Abstract

Laminectomy for the treatment of spinal metastatic disease is ineffective. Total spondylectomy requiring both anterior and posterior operations may cause undue morbidity in patients with a limited life expectancy. The authors demonstrate the technique, feasibility, and success of subtotal vertebrectomy that is followed by anterior and posterior reconstruction via a simple posterior approach. Although this remains a palliative procedure, it provides circumferential decompression and spinal stabilization by using rigid hardware. The authors present a review of nine of 43 consecutive patients with spinal metastatic disease who underwent operation in a 42-month period. Via a single midline posterior approach, the authors performed single-stage circumferential decompression of the theca followed by anterior and posterior reconstruction. Anterior support is provided by a methylmethacrylate reconstruction retained with Steinmann pins. Posterior reconstruction is achieved by placement of rigid hook or pedicle screw and rod instrumentation. Eight of the nine patients died of progression of underlying disease. All patients remained pain free until days before they died. Except for a patient with paraplegia who did not recover, all other patients remained ambulatory.

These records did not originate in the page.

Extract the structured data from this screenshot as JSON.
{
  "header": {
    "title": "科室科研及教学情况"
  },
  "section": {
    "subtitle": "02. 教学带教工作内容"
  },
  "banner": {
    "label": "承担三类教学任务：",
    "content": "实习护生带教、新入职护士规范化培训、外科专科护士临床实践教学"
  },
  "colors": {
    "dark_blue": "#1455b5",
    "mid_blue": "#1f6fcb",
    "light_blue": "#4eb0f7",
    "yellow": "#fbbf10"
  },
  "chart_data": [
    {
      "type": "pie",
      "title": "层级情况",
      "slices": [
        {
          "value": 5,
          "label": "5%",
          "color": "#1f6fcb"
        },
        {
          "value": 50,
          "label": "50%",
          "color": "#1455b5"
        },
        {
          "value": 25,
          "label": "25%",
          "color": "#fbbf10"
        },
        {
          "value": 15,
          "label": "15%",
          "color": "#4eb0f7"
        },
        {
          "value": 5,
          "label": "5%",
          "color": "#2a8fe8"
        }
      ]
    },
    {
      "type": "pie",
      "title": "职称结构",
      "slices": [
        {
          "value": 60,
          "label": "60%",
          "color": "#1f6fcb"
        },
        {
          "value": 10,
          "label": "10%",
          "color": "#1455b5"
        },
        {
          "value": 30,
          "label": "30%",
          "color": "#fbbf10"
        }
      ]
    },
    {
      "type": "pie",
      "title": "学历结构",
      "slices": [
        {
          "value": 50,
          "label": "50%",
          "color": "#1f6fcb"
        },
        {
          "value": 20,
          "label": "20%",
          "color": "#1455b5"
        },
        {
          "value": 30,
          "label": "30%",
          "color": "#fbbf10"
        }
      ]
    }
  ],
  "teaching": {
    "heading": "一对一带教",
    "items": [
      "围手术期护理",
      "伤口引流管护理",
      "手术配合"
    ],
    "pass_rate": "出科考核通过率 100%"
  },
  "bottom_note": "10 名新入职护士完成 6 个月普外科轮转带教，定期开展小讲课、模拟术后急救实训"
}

Despite radio-, chemo-, and steroid therapy, there were no wound infections or breakdowns. One patient underwent reoperation because of a technical error. Use of the near-total vertebrectomy followed by anterior and posterior reconstruction from T2 to L3 by using a single midline posterior approach spares the patient, who has a limited life expectancy, the operative risks associated with thoracotomy or thoracoabdominal approaches. The authors restrict the procedure for use in patients with extensive bony disease, noncontiguous spinal involvement, visceral metastases, other contraindications to a transcavitary procedure, and those with advanced age.